LFI maintient sa ligne stratégique malgré les controverses
La France insoumise (LFI) a réaffirmé dimanche 22 février sa volonté de proposer des accords de « rassemblement » avec les autres formations de gauche en vue du second tour des élections municipales de 2026, même après les tensions politiques déclenchées par l'affaire Quentin Deranque.

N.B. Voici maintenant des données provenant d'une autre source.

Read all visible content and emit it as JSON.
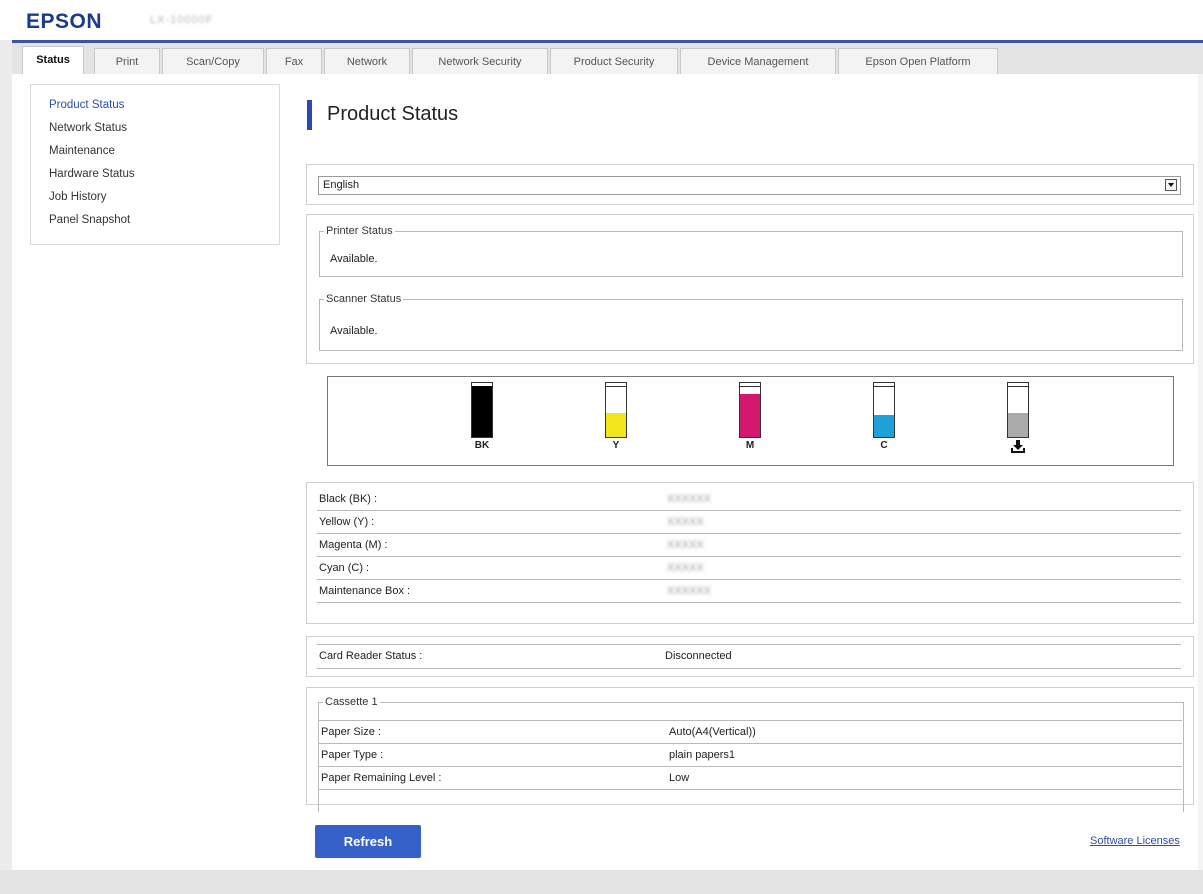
{
  "header": {
    "brand": "EPSON",
    "model": "LX-10000F"
  },
  "tabs": [
    {
      "label": "Status",
      "active": true
    },
    {
      "label": "Print"
    },
    {
      "label": "Scan/Copy"
    },
    {
      "label": "Fax"
    },
    {
      "label": "Network"
    },
    {
      "label": "Network Security"
    },
    {
      "label": "Product Security"
    },
    {
      "label": "Device Management"
    },
    {
      "label": "Epson Open Platform"
    }
  ],
  "sidebar": {
    "items": [
      {
        "label": "Product Status",
        "active": true
      },
      {
        "label": "Network Status"
      },
      {
        "label": "Maintenance"
      },
      {
        "label": "Hardware Status"
      },
      {
        "label": "Job History"
      },
      {
        "label": "Panel Snapshot"
      }
    ]
  },
  "page": {
    "title": "Product Status"
  },
  "language": {
    "selected": "English"
  },
  "status_groups": [
    {
      "legend": "Printer Status",
      "value": "Available."
    },
    {
      "legend": "Scanner Status",
      "value": "Available."
    }
  ],
  "ink": {
    "tanks": [
      {
        "label": "BK",
        "color": "#000000",
        "level": 0.95
      },
      {
        "label": "Y",
        "color": "#f2e51c",
        "level": 0.45
      },
      {
        "label": "M",
        "color": "#d4176f",
        "level": 0.8
      },
      {
        "label": "C",
        "color": "#1ea0d8",
        "level": 0.4
      },
      {
        "label": "",
        "icon": "maintenance-box-icon",
        "color": "#aaaaaa",
        "level": 0.45
      }
    ]
  },
  "consumables": [
    {
      "label": "Black (BK) :",
      "value": "XXXXXX"
    },
    {
      "label": "Yellow (Y) :",
      "value": "XXXXX"
    },
    {
      "label": "Magenta (M) :",
      "value": "XXXXX"
    },
    {
      "label": "Cyan (C) :",
      "value": "XXXXX"
    },
    {
      "label": "Maintenance Box :",
      "value": "XXXXXX"
    }
  ],
  "card_reader": {
    "label": "Card Reader Status :",
    "value": "Disconnected"
  },
  "cassette": {
    "legend": "Cassette 1",
    "rows": [
      {
        "label": "Paper Size :",
        "value": "Auto(A4(Vertical))"
      },
      {
        "label": "Paper Type :",
        "value": "plain papers1"
      },
      {
        "label": "Paper Remaining Level :",
        "value": "Low"
      }
    ]
  },
  "actions": {
    "refresh": "Refresh",
    "licenses": "Software Licenses"
  }
}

Une stratégie assumée face à la droite et à l'extrême droite
« Lorsque les 'insoumis' arriveront en tête au premier tour, ils proposeront le rassemblement et ils créeront les conditions pour le rassemblement, notamment avec les autres listes de gauche », a déclaré Mathilde Panot, présidente du groupe LFI à l'Assemblée nationale, sur BFM-TV.
Manuel Bompard, coordinateur du mouvement, a confirmé cette position sur RTL, soulignant que l'objectif était de « battre la droite et l'extrême droite ». Il a rappelé la tradition à gauche de privilégier le rassemblement plutôt que les désistements individuels.
Le PS divisé sur une éventuelle alliance
Le Parti socialiste (PS) reste réticent à une alliance nationale avec LFI, notamment en raison des récentes controverses impliquant des collaborateurs du député Raphaël Arnault dans l'enquête sur la mort de Quentin Deranque. Le secrétaire général du PS, Pierre Jouvet, a exclu tout accord national, tout en laissant la porte ouverte à des rapprochements locaux « si les candidats insoumis clarifient leur position sur la violence politique ».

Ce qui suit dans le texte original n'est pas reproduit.